Natural wonders of the Canary Islands

Natural wonders of the Canary Islands

The Canary Islands is a Spanish archipelago just off the north-west coast of Africa. This string of idyllic isles – Tenerife, Fuerteventura, Gran Canaria, Lanzarote, La Palma, La Gomera and El Hierro – have become known around the world for their contrasting landscapes, breath-taking natural beauty and array of activities to cater to every kind of traveller.

Here are 4 things every nature lover needs to do on a holiday to the Canary Islands. Are you ready for a walk (swim and hike) on the wild side?

1. Mount Teide, Tenerife

The imposing Mount Teide dominates most the island of Tenerife, and is the highest point in all of Spain, with a summit at 3,718 metres. Today, it’s still considered to be an active volcano (and the third largest in the world), although it’s completely safe to visit, with over 2 million tourists visiting both the volcano and its surrounding Teide National Park every year.

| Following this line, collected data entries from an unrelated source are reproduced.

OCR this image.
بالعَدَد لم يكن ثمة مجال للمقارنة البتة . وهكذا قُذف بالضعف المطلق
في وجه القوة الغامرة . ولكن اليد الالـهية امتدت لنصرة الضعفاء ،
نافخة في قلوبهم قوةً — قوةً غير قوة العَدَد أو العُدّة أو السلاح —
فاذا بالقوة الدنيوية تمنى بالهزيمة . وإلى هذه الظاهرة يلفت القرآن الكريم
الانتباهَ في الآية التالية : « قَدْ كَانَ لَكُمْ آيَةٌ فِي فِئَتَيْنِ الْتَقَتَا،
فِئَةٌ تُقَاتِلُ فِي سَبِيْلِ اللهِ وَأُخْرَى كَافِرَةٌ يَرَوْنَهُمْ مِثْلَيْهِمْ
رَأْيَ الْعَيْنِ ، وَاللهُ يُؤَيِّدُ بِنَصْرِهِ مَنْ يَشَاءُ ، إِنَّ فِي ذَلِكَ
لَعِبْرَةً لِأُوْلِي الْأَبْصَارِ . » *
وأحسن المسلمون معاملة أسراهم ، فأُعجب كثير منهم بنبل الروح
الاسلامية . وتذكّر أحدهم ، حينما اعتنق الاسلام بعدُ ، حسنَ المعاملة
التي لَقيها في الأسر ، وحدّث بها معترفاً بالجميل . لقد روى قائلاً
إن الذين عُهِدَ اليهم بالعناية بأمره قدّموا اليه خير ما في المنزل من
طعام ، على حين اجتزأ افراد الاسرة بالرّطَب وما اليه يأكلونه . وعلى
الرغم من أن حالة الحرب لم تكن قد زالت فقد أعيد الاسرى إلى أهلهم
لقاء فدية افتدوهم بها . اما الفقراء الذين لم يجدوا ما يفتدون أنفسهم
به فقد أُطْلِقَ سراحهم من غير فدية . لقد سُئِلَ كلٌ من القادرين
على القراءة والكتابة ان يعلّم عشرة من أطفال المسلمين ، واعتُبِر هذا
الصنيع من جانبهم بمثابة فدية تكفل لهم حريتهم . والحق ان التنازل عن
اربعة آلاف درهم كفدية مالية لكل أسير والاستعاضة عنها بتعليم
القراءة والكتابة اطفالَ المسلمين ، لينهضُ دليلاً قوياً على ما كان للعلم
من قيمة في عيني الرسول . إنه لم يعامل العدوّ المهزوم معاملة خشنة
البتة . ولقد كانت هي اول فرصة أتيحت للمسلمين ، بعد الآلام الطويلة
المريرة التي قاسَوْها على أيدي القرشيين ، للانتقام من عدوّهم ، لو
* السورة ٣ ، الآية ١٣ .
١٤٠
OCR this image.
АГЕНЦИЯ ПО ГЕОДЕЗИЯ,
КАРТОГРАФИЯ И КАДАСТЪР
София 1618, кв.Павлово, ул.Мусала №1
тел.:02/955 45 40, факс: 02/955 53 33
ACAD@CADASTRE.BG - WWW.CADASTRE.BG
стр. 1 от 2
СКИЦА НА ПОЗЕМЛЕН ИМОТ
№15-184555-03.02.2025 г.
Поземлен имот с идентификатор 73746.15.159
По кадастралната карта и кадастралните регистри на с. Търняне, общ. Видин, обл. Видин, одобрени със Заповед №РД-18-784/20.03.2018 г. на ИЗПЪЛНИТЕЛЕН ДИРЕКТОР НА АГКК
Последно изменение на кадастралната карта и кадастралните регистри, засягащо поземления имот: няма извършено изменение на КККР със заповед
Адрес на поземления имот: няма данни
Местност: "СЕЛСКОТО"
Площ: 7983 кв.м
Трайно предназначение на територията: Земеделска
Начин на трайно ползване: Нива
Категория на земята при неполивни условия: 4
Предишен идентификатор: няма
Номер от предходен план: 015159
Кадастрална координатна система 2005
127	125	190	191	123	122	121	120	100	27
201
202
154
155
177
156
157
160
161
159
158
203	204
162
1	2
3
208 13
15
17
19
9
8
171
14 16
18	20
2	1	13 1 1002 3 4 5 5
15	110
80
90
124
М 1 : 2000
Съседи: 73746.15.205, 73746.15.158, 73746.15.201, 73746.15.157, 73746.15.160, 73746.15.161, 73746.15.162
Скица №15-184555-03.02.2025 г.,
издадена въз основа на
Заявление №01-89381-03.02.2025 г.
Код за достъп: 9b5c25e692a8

There are two ways to see El Teide – the fit can walk the ascent by foot, but at an altitude of 2,200m, it can be tough going, especially in summer. Luckily, there is also a cable car lift that takes 10 minutes to reach the 3,550m lookout. Whether you climb or catch the car, the view is absolutely stunning – on a clear day, you’ll be able to see out across the whole island.

Mount Teide

Mount Teide

2. Timanfaya National Park, Lanzarote

Lanzarote is famous for its sand that ranges from golden grains to ash-black volcanic and fire-red dust. While there’s no doubt that the beaches are spectacular, it’s worth dragging yourself away from your sunbed to see Timanfaya National Park, home to the aptly-named Fire Mountains (Los Montañas del Fuego). After countless volcanic explosions from 1730 until 1824, the island has been dramatically altered, leaving behind a Martian-looking landscape, complete with bright red sand and large craters. The ground is still extremely hot – if you pour water into a bore hole, steam will immediately rise up, at temperatures of up to 400C. Because of these environmental changes, you’ll also find rare flora and fauna species, found nowhere else but Lanzarote.

Timanfaya National Park

Timanfaya National Park

3. Acantilados de los Gigantes, Tenerife

Originally known as the “Wall of Hell”, a trip out to the Cliffs of the Giants is anything but. Along the west coast of Tenerife, the incredible vertical cliffs rise out of the ocean, some up to 500m high. Tourists can catch boat trips out around the towering rock formations where you’ll often see dolphins playing in the clear waters. The nearby town of Los Gigantes also boasts a black sand beach and natural pool.

Wall of Hell

4. Corralejo, Fuerteventura

It’s been said that Fuerteventura has some of the best beaches in the world. In particular, Corralejo, on the very northern tip of the island, is where you’ll find the white sands and azure blue waters you’ve been dreaming of. You definitely have to visit the award-winning Sand Dune National Park, just south of the town, where you’ll feel like you’re in the Sahara rather than at sea. There are over 11km of rolling dunes, so huge that you won’t see another person as far as your eye can see. Tours also offer a day trip on quads or dune buggies for those looking for a little extra thrill. Corralejo is known as the Hawaii of the Atlantic, with strong island winds making for excellent kite, wind and body surfing.


Whether you’re after beaches or bars, scenery or sand, the Canary Islands have more than enough to offer.